Sani Pass to Maseru, Lesotho

“How do you know Lesotho?”

I didn’t, actually, beyond the fact that it’s a country completely surrounded by South Africa. But boy, this is a fascinating place.

Lesotho (li-su-tu) packs a punch despite its tiny size, and doesn’t feel at all like any other country. I first did a daytrip to the village of Mafika-Lisiu (di-si-ew; the orthography is weird) from the northern Drakensberg, just past a remote border post and relatively inaccessible. Enamoured by the rolling fields of purple cosmos flowers, the resolutely traditional but friendly people, the fact that it’s the highest country in the world (its lowest point is at 1400 m, and most of the country is above 1800 m), and the story behind its survival as an independent state — the largest of the four enclaves in the world, ahead of San Marino (within Italy), Vatican City (Italy), and Monaco (France) — I resolved to return, minus the unwieldy daytrip tour crowd of 20 people.

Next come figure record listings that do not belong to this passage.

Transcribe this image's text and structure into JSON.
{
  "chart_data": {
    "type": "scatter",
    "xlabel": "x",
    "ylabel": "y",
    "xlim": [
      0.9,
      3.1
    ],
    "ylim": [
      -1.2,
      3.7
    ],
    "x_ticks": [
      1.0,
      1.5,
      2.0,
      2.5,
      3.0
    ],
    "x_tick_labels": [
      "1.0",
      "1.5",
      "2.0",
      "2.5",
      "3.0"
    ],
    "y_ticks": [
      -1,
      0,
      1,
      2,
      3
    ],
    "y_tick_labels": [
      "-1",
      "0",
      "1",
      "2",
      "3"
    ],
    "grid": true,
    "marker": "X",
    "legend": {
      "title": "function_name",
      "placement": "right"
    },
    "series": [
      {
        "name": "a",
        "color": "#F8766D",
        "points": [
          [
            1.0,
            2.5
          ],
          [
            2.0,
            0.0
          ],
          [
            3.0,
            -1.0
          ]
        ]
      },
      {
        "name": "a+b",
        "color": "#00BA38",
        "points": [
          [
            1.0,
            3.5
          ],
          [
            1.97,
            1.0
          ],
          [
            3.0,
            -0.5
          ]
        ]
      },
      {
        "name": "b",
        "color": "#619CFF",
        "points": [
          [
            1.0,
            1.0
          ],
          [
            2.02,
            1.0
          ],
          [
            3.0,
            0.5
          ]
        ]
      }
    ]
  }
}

Besides, given my frustrations with South Africa’s lack of public transit, returning to a land full of minibus taxis and leave-when-full vehicles was more than welcome, and a last hurrah to being in a part of “African” Africa. I don’t know why Lesotho gets skipped over for its reputation of being difficult for independent travellers — it isn’t terribly so, and deserves far more visitors than what it’s got!